There are various other benefits of moving to EE. You should convince your management of upgrading your licence to EE. I have listed a few below.

EE Includes:

<> Normal Dataguard
= Standby database for purpose of:
+ Disaster Recovery
+ High Availability
= Can be opened for reporting purposes for some window of time.
= Requires EE licence on standby server.

<> Advanced Backup and Recovery via these RMAN features:
= Incremental Backups – very important to avoid full backups each day.
= Block Level Media Recovery.
= Trial Recovery.

<> Parallel Query
= Ability to break large queries into chunks handled by multiple processes.
= Very important for large tables (more than 1GB in size).

<> Automatic Storage Managmeent (ASM)
= Manages storage as file system and volume manager.
= No need to buy 3rd party file system and volume management software.
= Automatic I/O balancing and hot spot fixing, no other volume mgr can do so automatically

<> Streams
= Oracle’s new method of replication between 2 databases.
= Can be 2-way replication (multimaster).
= Multi-master must be programmed to resolve conflicts, not out-of-box.

preethi bommareddy said...

Hi,

We have OEM12C and we are already monitoring 3RAC EE Databases.

We do have some single isntance SE(Standard Edition) Databases so my question is can we monitor these SE Database with our already exists OEM12C.

Regards,
Preethi

Porus Homi Havewala (પોરસ હોમી હવેવાલા) said...

Please see the licensing guide "Users of Standard Edition and Enterprise Edition databases can use the Base Framework features and the Base Database Management Features." For the base functionality see https://docs.oracle.com/cd/E24628_01/doc.121/e24474/ch10_base_functionality.htm#OEMLI335

Note that database monitoring is no longer in the base functionality list.
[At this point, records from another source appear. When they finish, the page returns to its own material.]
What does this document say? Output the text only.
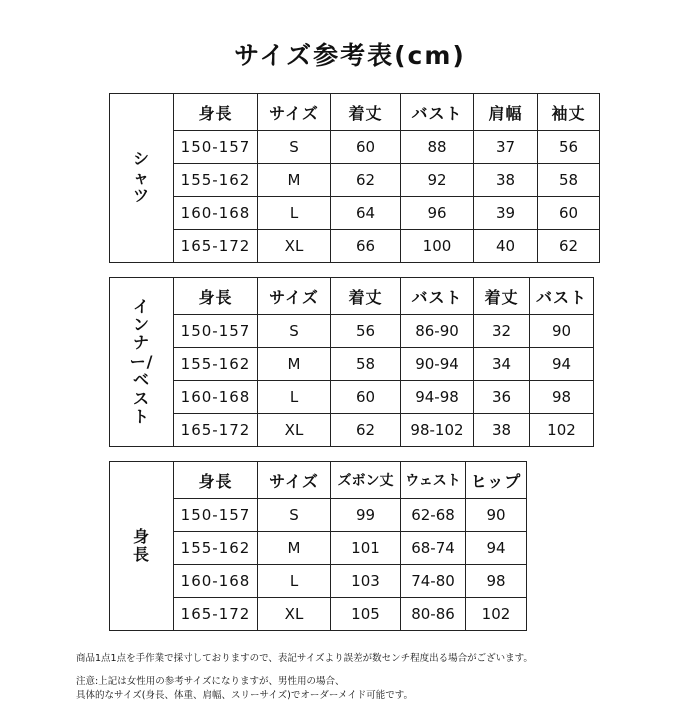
サイズ参考表(cm)
シャツ	身長	サイズ	着丈	バスト	肩幅	袖丈
	150-157	S	60	88	37	56
	155-162	M	62	92	38	58
	160-168	L	64	96	39	60
	165-172	XL	66	100	40	62
インナー/ベスト	身長	サイズ	着丈	バスト	着丈	バスト
	150-157	S	56	86-90	32	90
	155-162	M	58	90-94	34	94
	160-168	L	60	94-98	36	98
	165-172	XL	62	98-102	38	102
身長	身長	サイズ	ズボン丈	ウェスト	ヒップ
	150-157	S	99	62-68	90
	155-162	M	101	68-74	94
	160-168	L	103	74-80	98
	165-172	XL	105	80-86	102
商品1点1点を手作業で採寸しておりますので、表記サイズより誤差が数センチ程度出る場合がございます。
注意:上記は女性用の参考サイズになりますが、男性用の場合、
具体的なサイズ(身長、体重、肩幅、スリーサイズ)でオーダーメイド可能です。
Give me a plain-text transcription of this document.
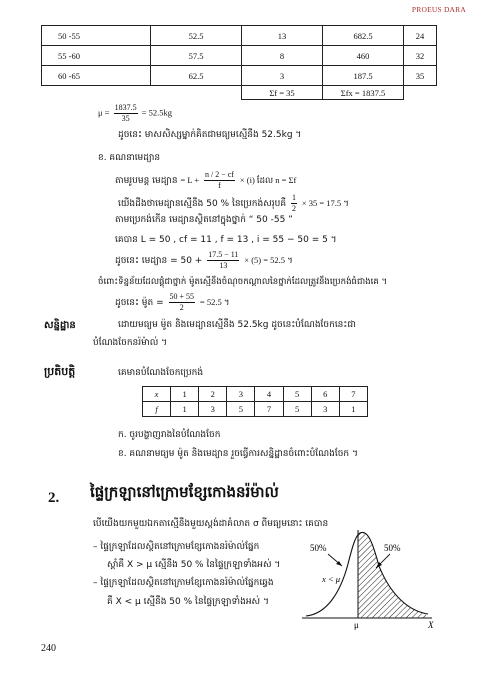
PROEUS DARA
50 -55	52.5	13	682.5	24
55 -60	57.5	8	460	32
60 -65	62.5	3	187.5	35
		Σf = 35	Σfx = 1837.5	
$\mu = \frac{1837.5}{35} = 52.5kg$
ដូចនេះ មាសសិស្សម្នាក់គិតជាមធ្យមស្មើនឹង 52.5kg ។
ខ. គណនាមេដ្យាន
តាមរូបមន្ត មេដ្យាន = $L + \frac{n / 2 - cf}{f} \times (i)$ ដែល n = Σf
យើងដឹងថាមេដ្យានស្មើនឹង 50 % នៃប្រេកង់សរុបគឺ $\frac{1}{2} \times 35 = 17.5$ ។
តាមប្រេកង់កើន មេដ្យានស្ថិតនៅក្នុងថ្នាក់ “ 50 -55 ”
គេបាន L = 50 , cf = 11 , f = 13 , i = 55 − 50 = 5 ។
ដូចនេះ មេដ្យាន = $50 + \frac{17.5 - 11}{13} \times (5) = 52.5$ ។
ចំពោះទិន្នន័យដែលផ្គុំជាថ្នាក់ ម៉ូតស្មើនឹងចំណុចកណ្តាលនៃថ្នាក់ដែលត្រូវនឹងប្រេកង់ធំជាងគេ ។
ដូចនេះ ម៉ូត = $\frac{50 + 55}{2} = 52.5$ ។
សន្និដ្ឋាន	ដោយមធ្យម ម៉ូត និងមេដ្យានស្មើនឹង 52.5kg ដូចនេះបំណែងចែកនេះជា
បំណែងចែកនរ៉ម៉ាល់ ។
ប្រតិបត្តិ	គេមានបំណែងចែកប្រេកង់
x	1	2	3	4	5	6	7
f	1	3	5	7	5	3	1
ក. ចូរបង្ហាញរាងនៃបំណែងចែក
ខ. គណនាមធ្យម ម៉ូត និងមេដ្យាន រួចធ្វើការសន្និដ្ឋានចំពោះបំណែងចែក ។
2. ផ្ទៃក្រឡានៅក្រោមខ្សែកោងនរ៉ម៉ាល់
បើយើងយកមួយឯកតាស្មើនឹងមួយស្តង់ដាគំលាត σ ពីមធ្យមនោះ គេបាន
– ផ្ទៃក្រឡាដែលស្ថិតនៅក្រោមខ្សែកោងនរ៉ម៉ាល់ផ្នែក
ស្តាំគឺ X > μ ស្មើនឹង 50 % នៃផ្ទៃក្រឡាទាំងអស់ ។
– ផ្ទៃក្រឡាដែលស្ថិតនៅក្រោមខ្សែកោងនរ៉ម៉ាល់ផ្នែកឆ្វេង
គឺ X < μ ស្មើនឹង 50 % នៃផ្ទៃក្រឡាទាំងអស់ ។
50%	50%
x < μ
μ	X
240
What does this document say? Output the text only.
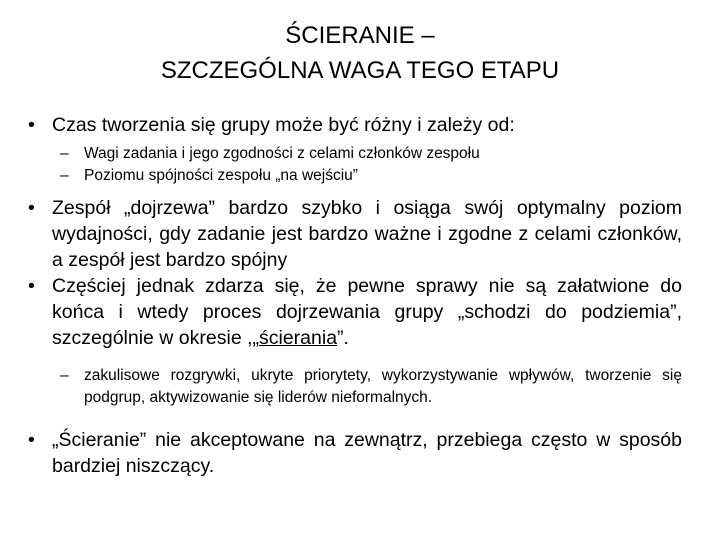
ŚCIERANIE –
SZCZEGÓLNA WAGA TEGO ETAPU
• Czas tworzenia się grupy może być różny i zależy od:
– Wagi zadania i jego zgodności z celami członków zespołu
– Poziomu spójności zespołu „na wejściu”
• Zespół „dojrzewa” bardzo szybko i osiąga swój optymalny poziom wydajności, gdy zadanie jest bardzo ważne i zgodne z celami członków, a zespół jest bardzo spójny
• Częściej jednak zdarza się, że pewne sprawy nie są załatwione do końca i wtedy proces dojrzewania grupy „schodzi do podziemia”, szczególnie w okresie ,„ścierania”.
– zakulisowe rozgrywki, ukryte priorytety, wykorzystywanie wpływów, tworzenie się podgrup, aktywizowanie się liderów nieformalnych.
• „Ścieranie” nie akceptowane na zewnątrz, przebiega często w sposób bardziej niszczący.
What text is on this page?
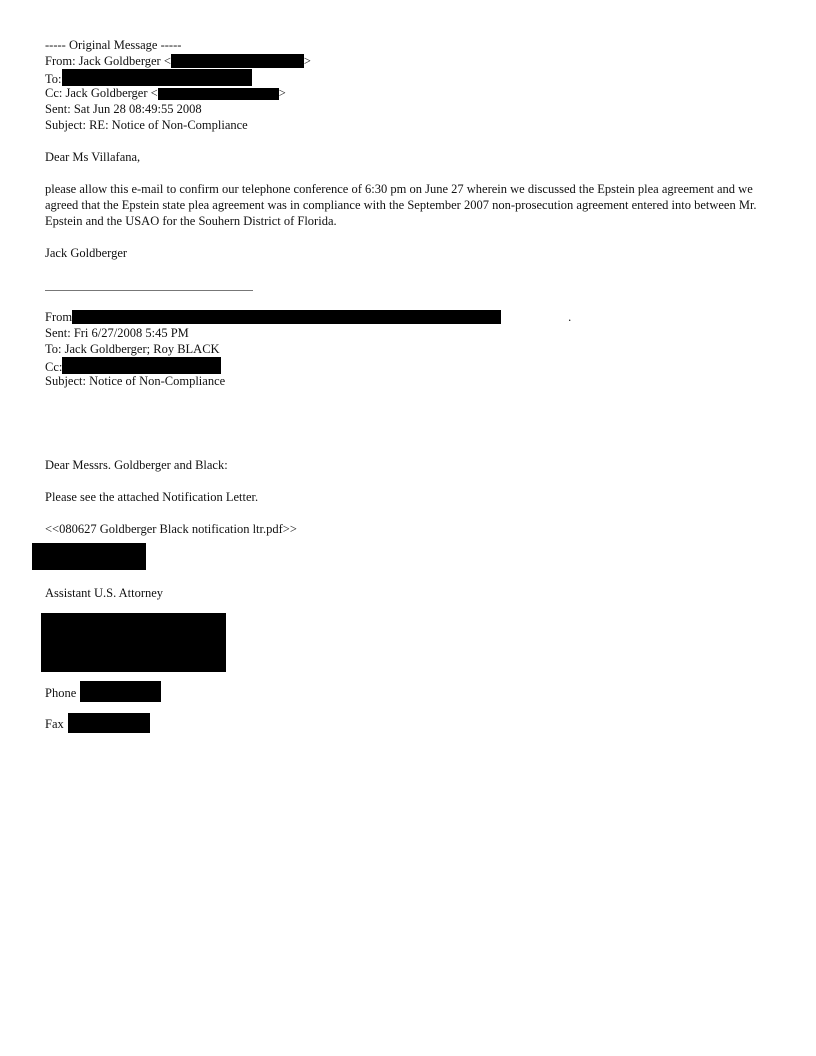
----- Original Message -----
From: Jack Goldberger <	>
To:
Cc: Jack Goldberger <	>
Sent: Sat Jun 28 08:49:55 2008
Subject: RE: Notice of Non-Compliance
Dear Ms Villafana,
please allow this e-mail to confirm our telephone conference of 6:30 pm on June 27 wherein we discussed the Epstein plea agreement and we agreed that the Epstein state plea agreement was in compliance with the September 2007 non-prosecution agreement entered into between Mr. Epstein and the USAO for the Souhern District of Florida.
Jack Goldberger
From	.
Sent: Fri 6/27/2008 5:45 PM
To: Jack Goldberger; Roy BLACK
Cc:
Subject: Notice of Non-Compliance
Dear Messrs. Goldberger and Black:
Please see the attached Notification Letter.
<<080627 Goldberger Black notification ltr.pdf>>
Assistant U.S. Attorney
Phone
Fax
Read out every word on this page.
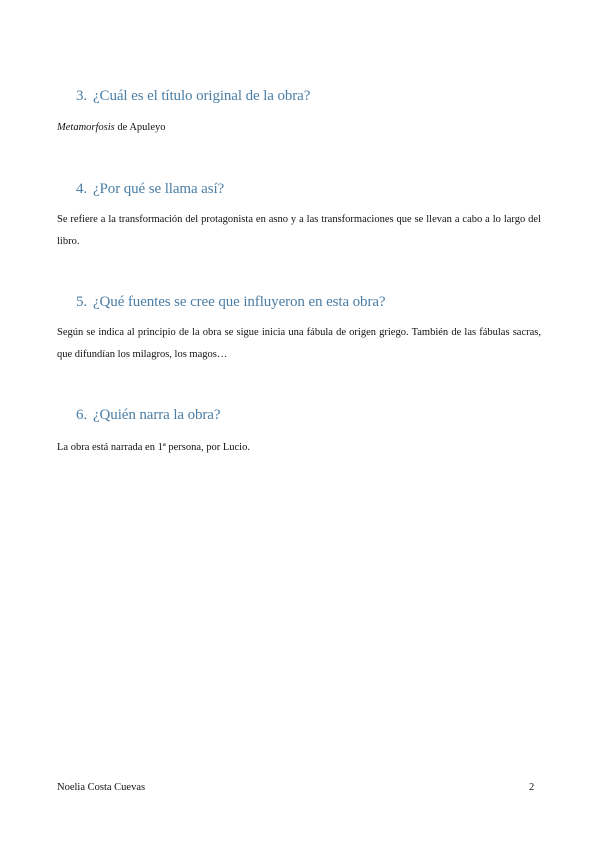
3. ¿Cuál es el título original de la obra?
Metamorfosis de Apuleyo
4. ¿Por qué se llama así?
Se refiere a la transformación del protagonista en asno y a las transformaciones que se llevan a cabo a lo largo del libro.
5. ¿Qué fuentes se cree que influyeron en esta obra?
Según se indica al principio de la obra se sigue inicia una fábula de origen griego. También de las fábulas sacras, que difundían los milagros, los magos…
6. ¿Quién narra la obra?
La obra está narrada en 1ª persona, por Lucio.
Noelia Costa Cuevas	2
You will need to check with your local Oracle Sales to see if it is allowed.

Disclaimer

Opinions expressed in this blog are entirely the opinions of the writers of this blog, and do not reflect the position of Oracle corporation. No responsiblity will be taken for any resulting effects if any of the instructions or notes in the blog are followed. It is at the reader's own risk and liability.